Three young research talents off to foreign top institutes thanks to Rubicon
Sandra Tijssen (ErasmusMC), Marcel Jonker (iBMG) and Annemieke Romein (ESHCC) will go to the United States and Belgium thanks to the programme Rubicon. They will research family-brain, patient preferences and policing the Low Countries.
Three researchers who have recently received their PhDs at Erasmus University can do their research at foreign research institutes thanks to a Rubicon grant from NWO. 22 proposals out of in total 78 are awarded. For many researchers, experience abroad is an important step in their career. The awards are for the third funding round of 2016.

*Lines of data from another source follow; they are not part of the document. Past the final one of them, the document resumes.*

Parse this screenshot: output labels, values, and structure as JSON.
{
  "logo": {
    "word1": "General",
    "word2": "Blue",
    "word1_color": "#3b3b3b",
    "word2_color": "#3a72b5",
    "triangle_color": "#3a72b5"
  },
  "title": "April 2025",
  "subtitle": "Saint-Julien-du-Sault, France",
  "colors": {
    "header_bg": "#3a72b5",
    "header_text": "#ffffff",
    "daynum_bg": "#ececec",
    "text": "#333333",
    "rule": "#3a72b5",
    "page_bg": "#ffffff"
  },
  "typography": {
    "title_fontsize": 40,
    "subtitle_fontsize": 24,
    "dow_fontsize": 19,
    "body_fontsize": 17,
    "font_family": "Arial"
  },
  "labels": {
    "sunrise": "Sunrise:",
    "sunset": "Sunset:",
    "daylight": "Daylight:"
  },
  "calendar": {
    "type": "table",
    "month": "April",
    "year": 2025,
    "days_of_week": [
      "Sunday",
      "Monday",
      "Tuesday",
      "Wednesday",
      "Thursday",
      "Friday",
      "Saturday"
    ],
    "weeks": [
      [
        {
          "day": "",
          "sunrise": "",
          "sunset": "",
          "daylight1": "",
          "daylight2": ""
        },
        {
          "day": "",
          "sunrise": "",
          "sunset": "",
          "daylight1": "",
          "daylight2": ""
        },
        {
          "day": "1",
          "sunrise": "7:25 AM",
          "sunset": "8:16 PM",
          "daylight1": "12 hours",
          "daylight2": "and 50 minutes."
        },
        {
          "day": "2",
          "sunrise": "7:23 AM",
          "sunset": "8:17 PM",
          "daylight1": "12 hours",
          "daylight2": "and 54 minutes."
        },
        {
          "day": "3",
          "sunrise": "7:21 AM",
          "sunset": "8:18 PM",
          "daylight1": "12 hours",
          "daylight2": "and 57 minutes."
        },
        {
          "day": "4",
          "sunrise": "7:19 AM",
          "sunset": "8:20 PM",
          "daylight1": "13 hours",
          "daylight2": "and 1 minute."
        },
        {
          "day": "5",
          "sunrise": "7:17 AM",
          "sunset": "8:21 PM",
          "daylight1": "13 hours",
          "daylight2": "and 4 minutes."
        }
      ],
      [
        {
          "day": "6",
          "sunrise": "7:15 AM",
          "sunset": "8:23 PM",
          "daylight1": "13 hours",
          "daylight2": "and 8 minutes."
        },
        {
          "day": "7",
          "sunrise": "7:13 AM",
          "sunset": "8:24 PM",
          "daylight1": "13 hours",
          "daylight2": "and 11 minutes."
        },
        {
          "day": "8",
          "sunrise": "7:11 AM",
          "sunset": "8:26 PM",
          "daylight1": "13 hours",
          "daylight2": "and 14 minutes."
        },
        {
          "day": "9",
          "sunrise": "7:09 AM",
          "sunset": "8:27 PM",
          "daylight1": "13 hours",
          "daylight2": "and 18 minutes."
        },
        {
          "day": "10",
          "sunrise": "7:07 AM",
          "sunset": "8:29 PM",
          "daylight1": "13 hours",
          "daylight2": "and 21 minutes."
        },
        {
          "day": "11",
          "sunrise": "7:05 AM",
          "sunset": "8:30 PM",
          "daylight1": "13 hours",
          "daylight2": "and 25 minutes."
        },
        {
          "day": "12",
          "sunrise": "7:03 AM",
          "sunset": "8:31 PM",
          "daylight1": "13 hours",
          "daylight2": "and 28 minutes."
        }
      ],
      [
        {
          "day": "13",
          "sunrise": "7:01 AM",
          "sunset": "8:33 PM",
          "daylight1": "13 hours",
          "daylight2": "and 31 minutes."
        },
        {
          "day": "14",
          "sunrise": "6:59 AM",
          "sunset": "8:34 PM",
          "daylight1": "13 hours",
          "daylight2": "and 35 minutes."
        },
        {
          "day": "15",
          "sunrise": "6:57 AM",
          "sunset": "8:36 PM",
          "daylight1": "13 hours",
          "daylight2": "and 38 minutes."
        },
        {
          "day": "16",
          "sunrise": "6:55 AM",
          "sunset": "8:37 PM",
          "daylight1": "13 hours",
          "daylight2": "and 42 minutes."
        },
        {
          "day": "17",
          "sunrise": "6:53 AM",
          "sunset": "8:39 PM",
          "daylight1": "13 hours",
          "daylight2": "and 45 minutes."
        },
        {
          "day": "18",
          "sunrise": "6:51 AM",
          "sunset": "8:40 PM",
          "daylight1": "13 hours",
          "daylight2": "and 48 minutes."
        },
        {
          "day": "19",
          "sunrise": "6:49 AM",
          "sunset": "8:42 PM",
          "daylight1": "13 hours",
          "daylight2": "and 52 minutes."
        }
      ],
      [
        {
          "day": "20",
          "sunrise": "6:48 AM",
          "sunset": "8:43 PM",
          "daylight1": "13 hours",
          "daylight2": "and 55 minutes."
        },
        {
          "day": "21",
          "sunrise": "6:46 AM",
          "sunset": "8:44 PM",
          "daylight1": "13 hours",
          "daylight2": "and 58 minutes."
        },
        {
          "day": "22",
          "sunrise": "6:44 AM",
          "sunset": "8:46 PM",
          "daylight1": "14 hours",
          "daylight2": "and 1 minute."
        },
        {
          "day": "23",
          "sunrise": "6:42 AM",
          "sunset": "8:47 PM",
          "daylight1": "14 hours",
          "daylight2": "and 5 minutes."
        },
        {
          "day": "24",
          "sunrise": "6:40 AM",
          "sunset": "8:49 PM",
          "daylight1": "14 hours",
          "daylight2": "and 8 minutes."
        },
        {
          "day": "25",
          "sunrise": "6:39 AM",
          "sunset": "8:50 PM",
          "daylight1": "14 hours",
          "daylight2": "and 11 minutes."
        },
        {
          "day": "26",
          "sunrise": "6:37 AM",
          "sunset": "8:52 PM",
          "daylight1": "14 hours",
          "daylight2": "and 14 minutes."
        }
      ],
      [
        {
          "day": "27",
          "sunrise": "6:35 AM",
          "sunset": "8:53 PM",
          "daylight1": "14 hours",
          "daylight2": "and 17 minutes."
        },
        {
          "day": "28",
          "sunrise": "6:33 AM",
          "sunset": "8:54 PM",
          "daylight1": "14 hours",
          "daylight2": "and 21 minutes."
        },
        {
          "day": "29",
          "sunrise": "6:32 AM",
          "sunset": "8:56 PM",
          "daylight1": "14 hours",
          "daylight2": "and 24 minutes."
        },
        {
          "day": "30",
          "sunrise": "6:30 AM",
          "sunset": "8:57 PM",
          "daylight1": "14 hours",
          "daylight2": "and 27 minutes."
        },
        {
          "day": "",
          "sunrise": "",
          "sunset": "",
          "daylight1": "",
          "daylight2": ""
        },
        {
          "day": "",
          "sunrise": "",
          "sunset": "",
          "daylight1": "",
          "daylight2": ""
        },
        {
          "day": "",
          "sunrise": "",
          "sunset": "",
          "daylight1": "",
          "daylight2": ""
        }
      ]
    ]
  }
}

Rubicon gives young, highly promising researchers the opportunity to gain international research experience.
A family-built brain
The family environment influences the development of children. However, we know little about the relation between family factors and brain development. Dr Sandra Thijssen will investigate whether family factors play a part in the brain processes related to the reward-oriented behaviour in children aged 9 and 10 years. She will go to University of Minnesota for 18 months
Individual patient preferences
Dr Marcel Jonker will do his reseach at Duke University for 24 months. Patient preferences for medical treatments form an important input for ‘Shared Decision Making’ in clinical practice. The aim of this research is to develop, statistically validate and apply a methodology to measure patient preferences at the individual level and to do this in three medical disciplines.
Policing the Low Countries
Dr Annemieke Romein will go to the Institute for Early Modern History at Gent University for 24 months. Using approaches from political-institutional history and legal history, she will investigate how the Flemish and Dutch provincial and town governments interacted during the period 1579-1701 to facilitate order and safety, enforce the law and protect the state.
The Rubicon programme is named after the river Julius Caesar crossed after his series of victories, which ultimately led to his declaration ‘veni, vidi, vici’.